Il popolo iraniano vuole la libertà e continua a ribellarsi: non ha mai smesso dalle rivolte del 2022, quelle che hanno sconvolto l’Occidente per la morte della giovane curda Mahsa Amini e che hanno dato vita al movimento “Donne, Vita, Libertà”.
Proprio nel giorno delle elezioni presidenziali, le associazioni “Luce dell’Iran, “Italia – Iran” e “Anahita” hanno organizzato un sit in di protesta davanti alla sede dell’ambasciata a Roma. Sul posto era presente anche Tiziana Ciavardini, antropologa, giornalista ed esperta di Iran, con cui Tag24 ha cercato di approfondire la questione. Cosa succederà nella Repubblica Islamica dopo le elezioni?
Elezioni Iran 2024, Tiziana Ciavardini alla manifestazione davanti l’ambasciata di Roma | FOTO
Tiziana Ciavardini ha vissuto in Iran per quasi vent’anni e non ha mai smesso di interessarsi alle questioni legate alle Repubblica Islamica. Dalla condizione della donna, ai diritti umani, alla politica interna, la sua presenza alla manifestazione di Roma davanti all’ambasciata iraniana è una garanzia.
L’antropologa ha raggiunto i manifestanti delle associazioni “Luce dell’Iran, “Italia – Iran” e “Anahita” che hanno fissato per il 28 giugno – data scelta per le elezioni presidenziali – un appuntamento molto importante. Un sit in di protesta contro il prossimo futuro nella nazione. Il nuovo candidato eletto come presidente sarà comunque un burattino della Guida Suprema e del Consiglio dei Guardiani.
Tiziana Civiavardini ha raccontato a Tag24 quel che è successo durante la manifestazione, avvenuta nel pomeriggio subito dopo quella di “Donne, Vita, Libertà”.

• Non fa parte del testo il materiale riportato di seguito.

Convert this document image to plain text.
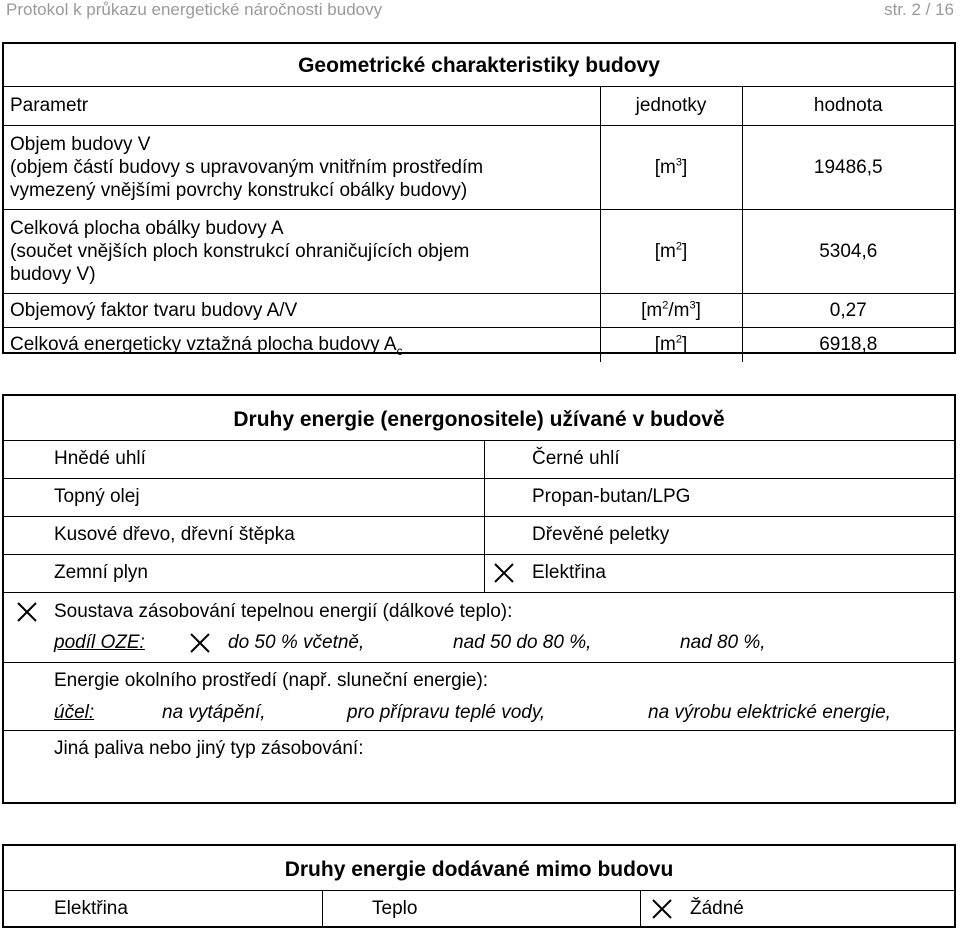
Protokol k průkazu energetické náročnosti budovy	str. 2 / 16
Geometrické charakteristiky budovy
Parametr	jednotky	hodnota

Objem budovy V
(objem částí budovy s upravovaným vnitřním prostředím
vymezený vnějšími povrchy konstrukcí obálky budovy)	$[m^3]$	19486,5

Celková plocha obálky budovy A
(součet vnějších ploch konstrukcí ohraničujících objem
budovy V)	$[m^2]$	5304,6
Objemový faktor tvaru budovy A/V	$[m^2/m^3]$	0,27
Celková energeticky vztažná plocha budovy $A_c$	$[m^2]$	6918,8
Druhy energie (energonositele) užívané v budově
Hnědé uhlí	Černé uhlí
Topný olej	Propan-butan/LPG
Kusové dřevo, dřevní štěpka	Dřevěné peletky
Zemní plyn	Elektřina
Soustava zásobování tepelnou energií (dálkové teplo):
podíl OZE:	do 50 % včetně,	nad 50 do 80 %,	nad 80 %,
Energie okolního prostředí (např. sluneční energie):
účel:	na vytápění,	pro přípravu teplé vody,	na výrobu elektrické energie,
Jiná paliva nebo jiný typ zásobování:
Druhy energie dodávané mimo budovu
Elektřina	Teplo	Žádné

D: Com’è andata la manifestazione di oggi a Roma? I cittadini iraniani cosa pensano a proposito di queste elezioni?
R: Sapevamo che ci sarebbe stato un certo astensionismo, e così è stato. Non c’è una grande affluenza per votare il nuovo presidente, né Iran e nemmeno qui a Roma. Sono stata davanti all’ambasciata, dove in teoria oggi fino alle 17 si può votare, e avrò visto forse entrare una persona.
Le persone che sono andate a votare sono pochissime. La gran parte dei cittadini iraniani che risiede nei paesi occidentali difficilmente ancora sostiene il regime, anzi, la maggioranza di coloro che sono fuori dall’Iran sono contrari, quindi non vanno a votare.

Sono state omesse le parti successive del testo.